Child Abuse Story From Lighthouse
by Lighthouse
(San Antonio, Texas, USA)
I am 36 years old and I am a victim of child abuse. Not only physically, emotionally and mentally, but also sexually. My abuse started when I was adopted at the age of 5 years old and continued until I was about 16. Here is my story.
One night, when I was 5 just getting familiarized with my new family, my mom decided to go play bingo with my grandma, leaving me and my two step sisters with my dad. We lived in an efficiency apartment that had one room, bathroom and kitchen for a family of five. Pretty small.
That night I woke up to go to the bathroom and my dad is sitting in bed watching TV. He tells me that I looked sick and that he needed to check me. I told him that I was fine and tired just wanted to go back to bed. He would say that he knew what to do to make me feel better. Next thing I know he was laying me down on the bed. He kept telling me that he was going to be my doctor and that I couldn't tell Mom. He started touching me over my panties, then would grab my hand to caress his privates. I started crying when he started taking off my panties. What happened next should have never happened to a child. He started kissing my privates then he placed his fingers inside me. I kept telling him to stop because I was going to tell Mom, and he finished right as he saw the lights to my mom's car pull up the driveway. Then he tucked me into bed like nothing happened.
The next day I knew that it was ok to tell someone because I was raised by foster parents who taught me not to be afraid and that if anyone hurt me to tell someone. So I ran to my mom and I told her everything that happened. She confronted him and he raised hell, started breaking things in the house, calling me every name in the book. He said that I didn't know what I was talking about; and the sad thing was that my mom believed him. Ever since that day it became a habit, almost every other day or night, he would walk over to my bed and feel all over me. When I would take my showers he would get the wash cloth and bathe me, touching me all over.
The sexual abuse didn't stop with him: My grandpa, and I had three uncles that somehow got a kick out of molesting me. No one believed me.

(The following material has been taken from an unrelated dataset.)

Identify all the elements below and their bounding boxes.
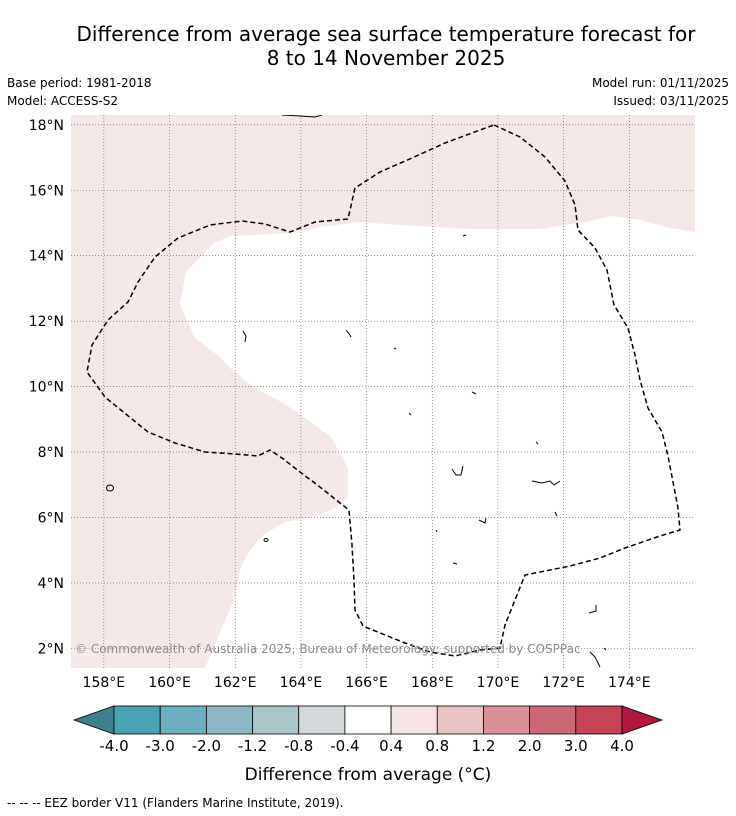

Growing up as a teenager things only got worse. My dad would see me coming into a room and he would have his pants down, playing with himself making these sexual moans toward me. My uncles would grab me and kiss me, feeling my body. I had one uncle that literally almost raped me, and I cried for help but no one would listen to me. So finally I gave up, what happened happened. I just came to the conclusion that since I wasn't blood to these people it didn't matter that I was being hurt. I held all this in until I finally ran away from home at the age of 18.
Still today I live the painful memories of my childhood. It wasn't only sexual, but physical, emotional, and mental. I still call these people Mom and Dad and I still talk to them. I can't forgive him and the others for what they have done to me, but I am trying to forget.
I now have children of my own and thank god that they are all boys, because I do believe that if I were to have had a girl and someone were to have done to her what was done to me I would have killed that person no matter what the cost.